Vom Standpunkt des Glaubens aus kann man sagen: All unsere menschliche Seelsorge ist im Grunde nichts anderes als die Konsequenz der göttlichen Seelsorge, der Tatsache, dass wir Gott am Herzen liegen. Er hat den Menschen als sein Gegenüber geschaffen und ihm diese wunderbare Erde als Heimat gegeben. Er hat sich ihm in liebender Sorge zugewandt, bedingungslos und absolut. Seine Liebe zu den Menschen gipfelt im Tod Jesu am Kreuz. Die Folge ist, dass Menschen, die sich Gott verbunden wissen, sich nun auch ihrerseits anderen Menschen in liebender Sorge zuwenden. In der Bibel werden für diese Zuwendung verschiedene Worte gebraucht, z.B. Trösten, Ermahnen, Zurechthelfen, Beistehen, Füreinander-Sorge-Tragen, einander Dienen. Das Wort »cura«, das in der lateinischen Bibel oft in diesem Zusammenhang gebraucht wird, hat eine doppelte Bedeutung: »Sorge; sorgen; sich kümmern« und: »Heilung; am Prozess der Heilung mitarbeiten«. Wo Menschen sich um andere Menschen kümmern, verringert sich deren Kummer. Wo Menschen sich um andere Menschen sorgen, beginnt der Prozess der Heilung.

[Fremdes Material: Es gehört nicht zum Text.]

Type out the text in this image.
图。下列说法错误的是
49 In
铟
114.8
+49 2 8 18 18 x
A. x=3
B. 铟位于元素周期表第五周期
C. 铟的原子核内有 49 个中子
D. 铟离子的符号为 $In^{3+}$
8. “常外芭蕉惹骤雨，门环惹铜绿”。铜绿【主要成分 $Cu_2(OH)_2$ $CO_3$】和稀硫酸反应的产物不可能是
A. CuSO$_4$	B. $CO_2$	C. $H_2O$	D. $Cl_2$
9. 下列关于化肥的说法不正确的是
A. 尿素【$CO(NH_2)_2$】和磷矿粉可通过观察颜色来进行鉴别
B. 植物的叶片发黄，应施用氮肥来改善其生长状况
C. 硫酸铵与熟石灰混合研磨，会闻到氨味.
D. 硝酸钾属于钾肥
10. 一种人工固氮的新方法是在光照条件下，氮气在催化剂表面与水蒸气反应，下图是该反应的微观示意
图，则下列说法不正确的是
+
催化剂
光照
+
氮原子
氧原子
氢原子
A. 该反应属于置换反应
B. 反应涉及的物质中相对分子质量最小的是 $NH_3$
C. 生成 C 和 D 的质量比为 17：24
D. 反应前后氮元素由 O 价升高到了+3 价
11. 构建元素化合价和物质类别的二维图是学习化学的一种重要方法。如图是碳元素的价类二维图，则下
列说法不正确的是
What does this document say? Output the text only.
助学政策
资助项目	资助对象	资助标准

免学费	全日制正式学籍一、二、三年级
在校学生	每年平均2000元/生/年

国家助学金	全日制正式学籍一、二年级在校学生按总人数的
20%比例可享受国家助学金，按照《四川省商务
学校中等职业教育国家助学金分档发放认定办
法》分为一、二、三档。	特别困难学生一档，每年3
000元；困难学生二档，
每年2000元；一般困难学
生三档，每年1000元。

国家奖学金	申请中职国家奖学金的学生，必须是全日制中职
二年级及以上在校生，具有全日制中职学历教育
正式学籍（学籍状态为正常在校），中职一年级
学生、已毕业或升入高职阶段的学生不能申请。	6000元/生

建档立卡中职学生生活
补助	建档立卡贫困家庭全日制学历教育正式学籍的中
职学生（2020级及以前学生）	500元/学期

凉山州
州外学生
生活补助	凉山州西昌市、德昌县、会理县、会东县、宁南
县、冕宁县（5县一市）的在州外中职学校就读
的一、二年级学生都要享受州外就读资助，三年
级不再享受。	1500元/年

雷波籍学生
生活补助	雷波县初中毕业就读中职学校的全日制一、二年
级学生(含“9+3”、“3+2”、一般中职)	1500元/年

»Allgemeine« und »spezielle« Seelsorge


In der Kirchengeschichte begann man bald zu unterscheiden zwischen der Seelsorge, die durch den gesamten Dienst der Kirche am Menschen geschieht, vor allem durch Wortverkündigung, Sakramentsverwaltung, Diakonie und Unterricht (lateinisch: cura animarum generalis), und der speziellen Seelsorge (cura animarum specialis), dem explizit seelsorglichen Handeln im jeweiligen Einzelfall.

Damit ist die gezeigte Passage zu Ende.